The Persons have been living at the Raleigh Inn since they moved from Knightdale last year. Helen Person said she wanted to be closer to her job at WakeMed, where she has worked for the past six years.
Helen Person said she can’t come up with the first month’s rent and full month deposit required at most Raleigh apartments. The challenge is all the more exacting after she pays $1,104 each month to stay in the room.
“That’s more than most mortgages,” she said.
Like the Carrolls, the Persons say the biggest issue is space and lack of privacy, especially for her teenage daughters.
Still, she said, the family doesn’t get frustrated. “We pray and talk about it,” she said.
The Persons dream of a home where everyone has their own bedroom, a family room, a yard and a kitchen.
“I cook our meals in a crock pot and microwave,” Helen Person said. “But it’s not like a soul food meal.”
April Carroll uses a portable stovetop burner and a crock pot that sits on the sink. The family’s room is crowded, but not cluttered. There’s order.
Four large, covered plastic bins stacked two high near the entrance of the room are used for storage. Another uncovered bin on the floor is used as a toy box. Underneath the sink are suitcases used to store clothes. Non-perishable snack foods sit atop a hanging clothes rack.

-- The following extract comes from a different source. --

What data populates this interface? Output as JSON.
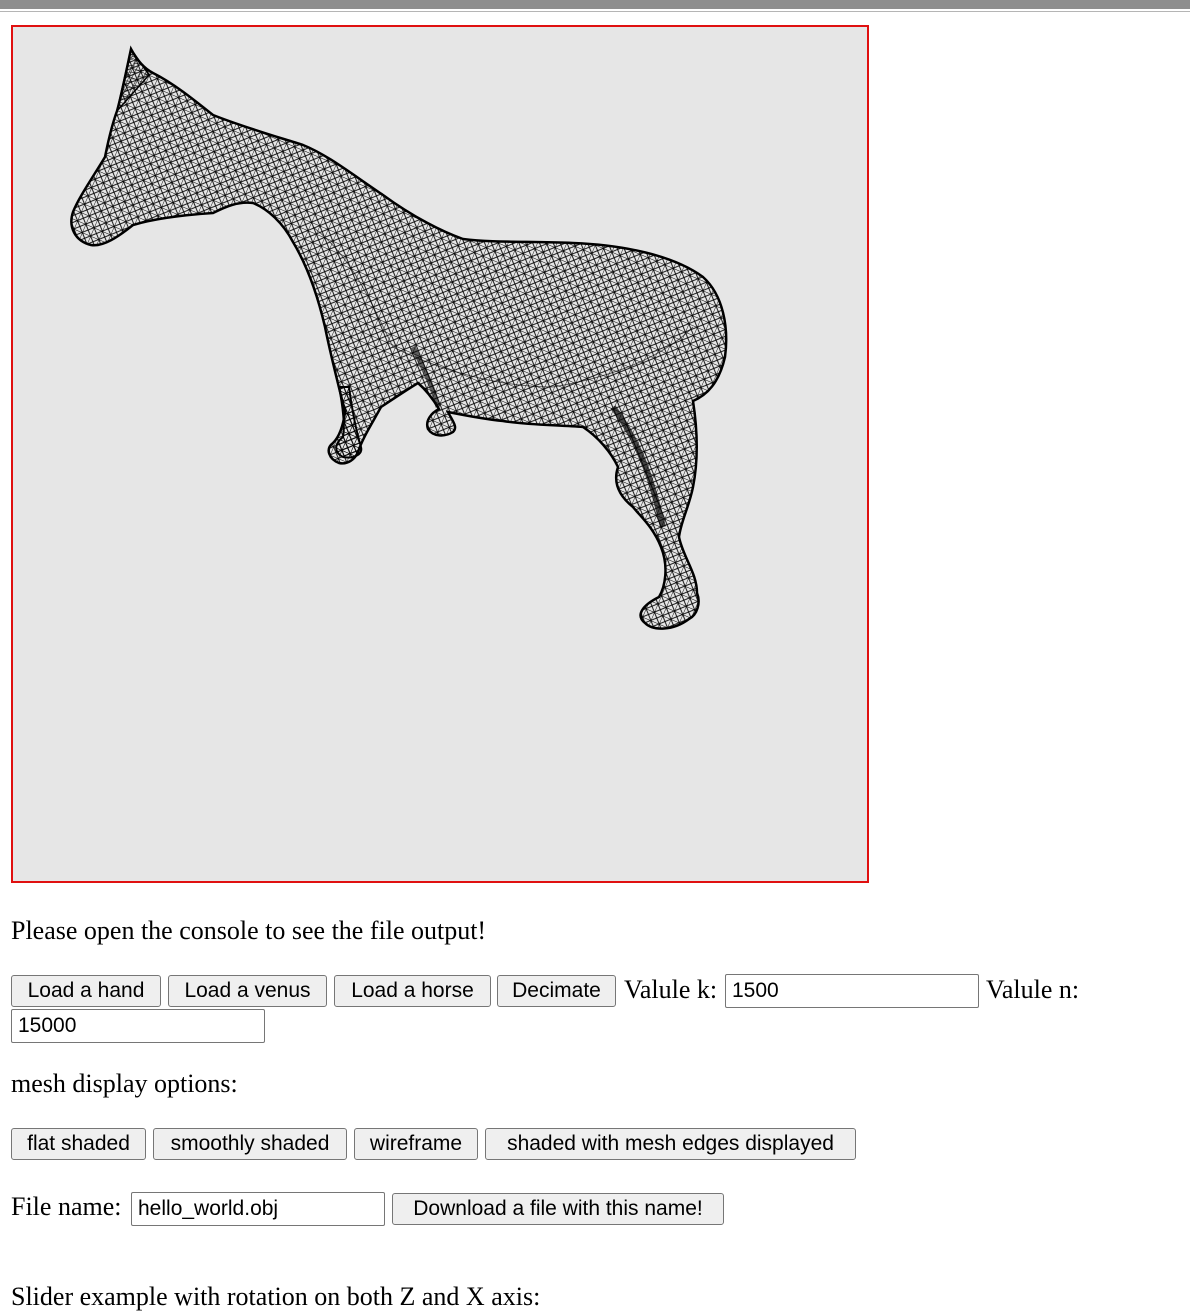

“I try, I try,” April Carroll said. “Space is a big thing. No one has personal space. All the kids are in one bed. My husband and I and maybe one of the girls are in the other one. We used to have an air mattress. I got the portable burner so I can make my kids’ meals instead of using the microwave or takeout.”
Dwight and April Carroll said they already have enough money to move. They are hoping a Raleigh rental agent will give them another chance to move into an apartment or house.
“I just need someone to understand where I’m coming from,” April Carroll said. “Just give us a chance. Just let us prove ourselves.”